My early life of dating (the mid-to-late 80’s) was like a lawnmower. It took a few pulls to get started. But, eventually it ran. And thinking back, that was okay for me. This wasn’t the type of thing I really needed to take right off. For some of my peers, it was a different experience altogether.
During this period of early “dating” there were sputters and mis-firings. A few “of the ladies” seemed to walk in and out of my life. These very early encounters left me wondering if I would find something a little more solid. A little more tangible. Not a Wife but, something with a little permanence beyond a day, a week.
As time and luck would have it, I did eventually meet a girl that I consider my first girlfriend. And she left me with an impression and lesson that I still heed to this day. The little lawnmower that could, started idling well.
I don’t remember the exact circumstances that we became interested in each other. I didn’t know her previously, we didn’t have friends in common. But, we fairly quickly (and intensely) became interested in each other. There were moments.. days of joy, and happiness. With a hint of infatuation rolled in for good measure.

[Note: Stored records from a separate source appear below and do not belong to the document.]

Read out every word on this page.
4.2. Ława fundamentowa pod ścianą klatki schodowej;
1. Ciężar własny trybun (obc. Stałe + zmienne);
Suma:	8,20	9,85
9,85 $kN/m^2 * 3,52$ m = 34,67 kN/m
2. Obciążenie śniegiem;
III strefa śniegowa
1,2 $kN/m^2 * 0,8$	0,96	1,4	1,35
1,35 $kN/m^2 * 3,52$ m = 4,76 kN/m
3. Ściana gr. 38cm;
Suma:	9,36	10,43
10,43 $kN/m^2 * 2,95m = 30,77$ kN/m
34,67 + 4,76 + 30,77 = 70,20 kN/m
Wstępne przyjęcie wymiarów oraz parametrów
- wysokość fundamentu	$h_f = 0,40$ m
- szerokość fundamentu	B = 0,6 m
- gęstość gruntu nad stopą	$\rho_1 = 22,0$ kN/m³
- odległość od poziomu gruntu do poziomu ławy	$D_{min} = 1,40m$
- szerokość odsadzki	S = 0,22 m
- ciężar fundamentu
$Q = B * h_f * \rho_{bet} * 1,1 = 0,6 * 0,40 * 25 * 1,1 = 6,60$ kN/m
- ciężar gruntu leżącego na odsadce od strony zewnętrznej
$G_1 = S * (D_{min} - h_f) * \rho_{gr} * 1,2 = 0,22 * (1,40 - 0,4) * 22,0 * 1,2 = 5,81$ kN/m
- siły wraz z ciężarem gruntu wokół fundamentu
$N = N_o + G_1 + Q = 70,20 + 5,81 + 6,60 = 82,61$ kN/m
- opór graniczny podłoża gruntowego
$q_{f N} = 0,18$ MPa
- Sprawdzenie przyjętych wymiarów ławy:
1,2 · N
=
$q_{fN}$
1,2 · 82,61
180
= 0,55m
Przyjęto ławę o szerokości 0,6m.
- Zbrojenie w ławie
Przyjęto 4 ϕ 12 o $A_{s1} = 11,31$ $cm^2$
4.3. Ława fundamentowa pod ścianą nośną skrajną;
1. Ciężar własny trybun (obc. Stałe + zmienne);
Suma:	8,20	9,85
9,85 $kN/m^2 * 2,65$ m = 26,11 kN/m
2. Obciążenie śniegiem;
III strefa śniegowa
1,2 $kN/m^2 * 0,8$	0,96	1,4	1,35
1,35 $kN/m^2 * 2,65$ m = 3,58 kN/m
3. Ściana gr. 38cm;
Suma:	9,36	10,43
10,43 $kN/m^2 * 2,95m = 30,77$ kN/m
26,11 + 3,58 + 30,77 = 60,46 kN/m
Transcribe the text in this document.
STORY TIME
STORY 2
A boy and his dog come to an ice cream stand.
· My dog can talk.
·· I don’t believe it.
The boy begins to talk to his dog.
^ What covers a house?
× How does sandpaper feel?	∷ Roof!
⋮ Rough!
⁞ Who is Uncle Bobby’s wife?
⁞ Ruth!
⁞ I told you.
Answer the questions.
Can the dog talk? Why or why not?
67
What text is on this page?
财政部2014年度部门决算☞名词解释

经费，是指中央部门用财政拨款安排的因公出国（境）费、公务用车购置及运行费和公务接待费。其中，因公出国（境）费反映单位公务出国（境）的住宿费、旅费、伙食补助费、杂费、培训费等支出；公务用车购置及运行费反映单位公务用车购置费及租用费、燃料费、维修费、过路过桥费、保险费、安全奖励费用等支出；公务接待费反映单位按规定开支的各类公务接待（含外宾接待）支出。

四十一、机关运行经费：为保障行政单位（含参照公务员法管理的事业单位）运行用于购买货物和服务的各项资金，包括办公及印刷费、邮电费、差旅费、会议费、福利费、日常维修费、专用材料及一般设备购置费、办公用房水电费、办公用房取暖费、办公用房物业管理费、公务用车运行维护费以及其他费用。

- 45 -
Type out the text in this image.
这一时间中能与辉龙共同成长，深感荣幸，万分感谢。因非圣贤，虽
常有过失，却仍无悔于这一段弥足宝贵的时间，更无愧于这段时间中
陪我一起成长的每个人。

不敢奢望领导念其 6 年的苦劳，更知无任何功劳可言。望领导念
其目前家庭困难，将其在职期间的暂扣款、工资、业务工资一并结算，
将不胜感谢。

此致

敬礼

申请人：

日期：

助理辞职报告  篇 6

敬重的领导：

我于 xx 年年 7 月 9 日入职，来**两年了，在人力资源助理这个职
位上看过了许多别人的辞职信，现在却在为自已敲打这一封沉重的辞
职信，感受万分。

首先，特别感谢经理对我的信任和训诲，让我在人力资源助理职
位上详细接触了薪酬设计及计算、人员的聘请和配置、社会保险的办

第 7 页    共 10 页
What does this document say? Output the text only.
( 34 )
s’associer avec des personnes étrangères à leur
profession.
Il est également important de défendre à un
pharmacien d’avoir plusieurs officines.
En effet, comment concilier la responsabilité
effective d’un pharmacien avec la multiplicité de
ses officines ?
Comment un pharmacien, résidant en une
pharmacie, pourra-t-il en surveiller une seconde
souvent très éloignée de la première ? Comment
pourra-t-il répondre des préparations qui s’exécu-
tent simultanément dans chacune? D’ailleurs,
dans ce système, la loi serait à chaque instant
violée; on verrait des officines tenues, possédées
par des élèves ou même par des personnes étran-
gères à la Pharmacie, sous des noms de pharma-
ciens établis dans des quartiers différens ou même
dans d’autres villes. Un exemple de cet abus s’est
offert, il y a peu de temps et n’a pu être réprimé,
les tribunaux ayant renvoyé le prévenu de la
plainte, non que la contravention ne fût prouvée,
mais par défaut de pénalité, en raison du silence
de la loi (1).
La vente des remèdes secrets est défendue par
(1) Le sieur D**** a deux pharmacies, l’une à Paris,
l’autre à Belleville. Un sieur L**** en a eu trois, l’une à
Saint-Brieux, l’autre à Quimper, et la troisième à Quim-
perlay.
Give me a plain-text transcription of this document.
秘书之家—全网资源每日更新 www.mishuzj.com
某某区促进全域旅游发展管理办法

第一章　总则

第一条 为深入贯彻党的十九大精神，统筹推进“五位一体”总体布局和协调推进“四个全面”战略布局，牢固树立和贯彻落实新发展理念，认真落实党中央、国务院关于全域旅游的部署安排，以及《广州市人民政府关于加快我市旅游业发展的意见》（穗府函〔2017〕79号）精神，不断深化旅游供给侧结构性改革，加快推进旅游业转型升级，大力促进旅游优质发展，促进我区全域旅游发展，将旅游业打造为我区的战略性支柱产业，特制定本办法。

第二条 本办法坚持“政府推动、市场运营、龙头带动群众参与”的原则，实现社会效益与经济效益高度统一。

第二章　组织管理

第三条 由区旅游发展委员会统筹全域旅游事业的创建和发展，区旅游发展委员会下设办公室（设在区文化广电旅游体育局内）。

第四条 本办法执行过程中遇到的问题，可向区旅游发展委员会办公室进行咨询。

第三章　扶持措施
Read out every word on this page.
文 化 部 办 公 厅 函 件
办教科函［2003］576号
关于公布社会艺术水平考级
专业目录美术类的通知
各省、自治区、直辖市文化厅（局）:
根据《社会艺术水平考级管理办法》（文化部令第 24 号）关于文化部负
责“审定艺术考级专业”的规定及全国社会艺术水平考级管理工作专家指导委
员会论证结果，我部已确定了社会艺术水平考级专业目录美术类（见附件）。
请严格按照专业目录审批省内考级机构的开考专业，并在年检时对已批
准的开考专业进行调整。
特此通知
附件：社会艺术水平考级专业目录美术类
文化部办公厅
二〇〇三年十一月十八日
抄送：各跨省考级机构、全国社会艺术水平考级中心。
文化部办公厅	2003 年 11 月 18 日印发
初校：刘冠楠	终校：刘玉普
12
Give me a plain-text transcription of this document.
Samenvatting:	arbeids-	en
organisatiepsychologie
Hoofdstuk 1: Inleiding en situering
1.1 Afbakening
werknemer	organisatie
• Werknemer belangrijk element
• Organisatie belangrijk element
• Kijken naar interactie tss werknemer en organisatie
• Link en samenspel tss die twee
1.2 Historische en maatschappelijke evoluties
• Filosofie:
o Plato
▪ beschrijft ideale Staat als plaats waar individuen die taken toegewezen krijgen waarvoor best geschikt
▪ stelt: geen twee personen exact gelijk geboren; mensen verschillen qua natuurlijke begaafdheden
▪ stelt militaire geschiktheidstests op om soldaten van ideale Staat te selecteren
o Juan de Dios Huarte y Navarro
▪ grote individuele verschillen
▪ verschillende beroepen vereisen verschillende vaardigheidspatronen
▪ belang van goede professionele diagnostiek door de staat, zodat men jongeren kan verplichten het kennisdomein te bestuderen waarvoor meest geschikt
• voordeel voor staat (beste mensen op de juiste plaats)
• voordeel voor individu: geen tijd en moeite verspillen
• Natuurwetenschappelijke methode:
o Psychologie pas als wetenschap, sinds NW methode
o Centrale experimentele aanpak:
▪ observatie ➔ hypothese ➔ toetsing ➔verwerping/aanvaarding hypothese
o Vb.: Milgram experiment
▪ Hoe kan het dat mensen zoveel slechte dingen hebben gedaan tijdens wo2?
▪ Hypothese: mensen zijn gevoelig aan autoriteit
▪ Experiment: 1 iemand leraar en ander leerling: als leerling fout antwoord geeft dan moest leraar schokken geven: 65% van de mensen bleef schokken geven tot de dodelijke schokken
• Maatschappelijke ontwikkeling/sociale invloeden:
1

The mower’s throttle was pretty much wide open. The sad thing here was the tank of gas on the lawnmower was about to run out. And that was bad.
How bad? Well, she ended up hating me. I think she wanted more from dating than I did. I can’t remember all the details that clearly. After breaking up, I remember wanting to say a few more words to her but, she wouldn’t hear of it. That made me mad, resentful even. It also changed my opinion of her. I guess when you like someone so intensely, that when it ends, you can wind up heading in the exact opposite direction.
She found someone else that seemed to make her happy. And, I moved on as well. Life went on, or so I thought.
It’s what happened next that has left an indelible impression…
Apparently, she and her new boyfriend went for a ride on a scooter/moped. They did this quite a bit I heard later. The tragic part of all of this was during one ride they were involved in an accident and she died.
When I heard this … I went numb. I thought, “she died? What? Really?”
And shortly after, I decided I would do what I could in my future relationships to have more clarity, less hate and clearer communication. I’d deal as straight and honest as possible. Bad gas, poor mower performance. Good gas, better lawn mower performance.
These days, this decision from long ago extends to my loving Wife. We disagree on occasion. When she asks my opinion… I give it to her. But, we never go to bed angry. Never. Why? Because, although the odds are good that we will both wake up… you can’t be 100% sure.